# Best Product



## JennyConnor (Jul 21, 2010)

What is the best horsey purchase or gift you have got - excluding your horse! 

I think mine could either be my 2 Stubben saddles and 2 Stubben bridles or my Weatherbeeta Tristar rug!!

Here is a pic of Disney modelling his rug in the snow


----------



## Wyrd (Jul 27, 2010)

I love my treeless saddles, and my pig oil! makes grooming my cobs big puffy mane so much easier and their legs don't get so muddy in winter.


----------



## Melx (Dec 23, 2009)

My best things have to be..... My "Naf Wound Cream" this stuff is birlliant!!!! Everytime Star cuts her self I put this on and she has not scarred once and it heals really quick! One application of it after cleaning the wound then I just leave it to do its job! :thumbup:
LOVE the Naf products, Also the Detangler is brilliant! Would recommend all their products :thumbup:


----------



## lil muppet (Apr 4, 2008)

Melx said:


> My best things have to be..... My "Naf Wound Cream" this stuff is birlliant!!!! Everytime Star cuts her self I put this on and she has not scarred once and it heals really quick! One application of it after cleaning the wound then I just leave it to do its job! :thumbup:
> LOVE the Naf products, Also the Detangler is brilliant! Would recommend all their products :thumbup:


yep agree with this and also my western saddle :thumbup:


----------



## JJAK (May 28, 2010)

Mine would have to be....

hmmmm, good question. 

Ill go with my prestige close contact jumping saddle. 

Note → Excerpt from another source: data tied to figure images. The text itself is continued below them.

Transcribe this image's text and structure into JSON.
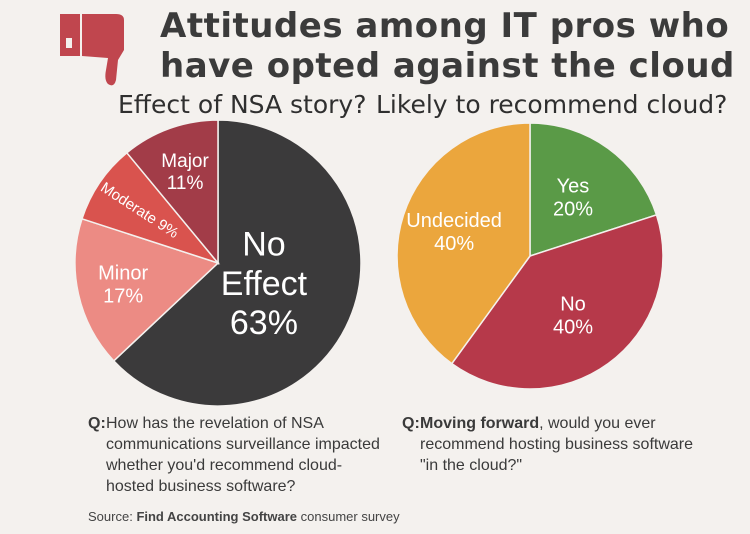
{
  "header": {
    "title_line1": "Attitudes among IT pros who",
    "title_line2": "have opted against the cloud",
    "icon": "thumbs-down-icon"
  },
  "chart_data": [
    {
      "type": "pie",
      "title": "Effect of NSA story?",
      "slices": [
        {
          "label": "No Effect",
          "value": 63,
          "display": "63%",
          "color": "#3b3a3b"
        },
        {
          "label": "Minor",
          "value": 17,
          "display": "17%",
          "color": "#ec8b84"
        },
        {
          "label": "Moderate",
          "value": 9,
          "display": "9%",
          "color": "#d9534e"
        },
        {
          "label": "Major",
          "value": 11,
          "display": "11%",
          "color": "#a23c48"
        }
      ]
    },
    {
      "type": "pie",
      "title": "Likely to recommend cloud?",
      "slices": [
        {
          "label": "Yes",
          "value": 20,
          "display": "20%",
          "color": "#5a9a47"
        },
        {
          "label": "No",
          "value": 40,
          "display": "40%",
          "color": "#b6394a"
        },
        {
          "label": "Undecided",
          "value": 40,
          "display": "40%",
          "color": "#eba63d"
        }
      ]
    }
  ],
  "questions": {
    "left": {
      "label": "Q:",
      "text": "How has the revelation of NSA communications surveillance impacted whether you'd recommend cloud-hosted business software?"
    },
    "right": {
      "label": "Q:",
      "bold": "Moving forward",
      "text": ", would you ever recommend hosting business software \"in the cloud?\""
    }
  },
  "source": {
    "prefix": "Source:",
    "name": "Find Accounting Software",
    "suffix": "consumer survey"
  }
}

It seems to fit everything!
its been through the mill a kazillion and 1 times, 
its been bitten, dropped, on a horse thats rolled and it is still 100% alive an kicking. 
I have it checked every year and apparently its as good as new despite its few bumps


----------



## Kao (Oct 12, 2010)

My Stella Drytex treeless saddle.
Best thing I ever bought for myself


----------



## candle515 (Sep 7, 2010)

oooh so much competition!!

If I have to chose one would say Mark Todd Gisborne jodhpurs from Equestrian Outfitters as they are the only ones I've found that actually flatter my figure and make me look like I have an ass!


----------



## JJAK (May 28, 2010)

Iv had a re think and im also going to go with 'sudocreme'

It is a god send, solves everything wether it be mud fever/lumps/bumps/cuts etc....works for everything LOL


----------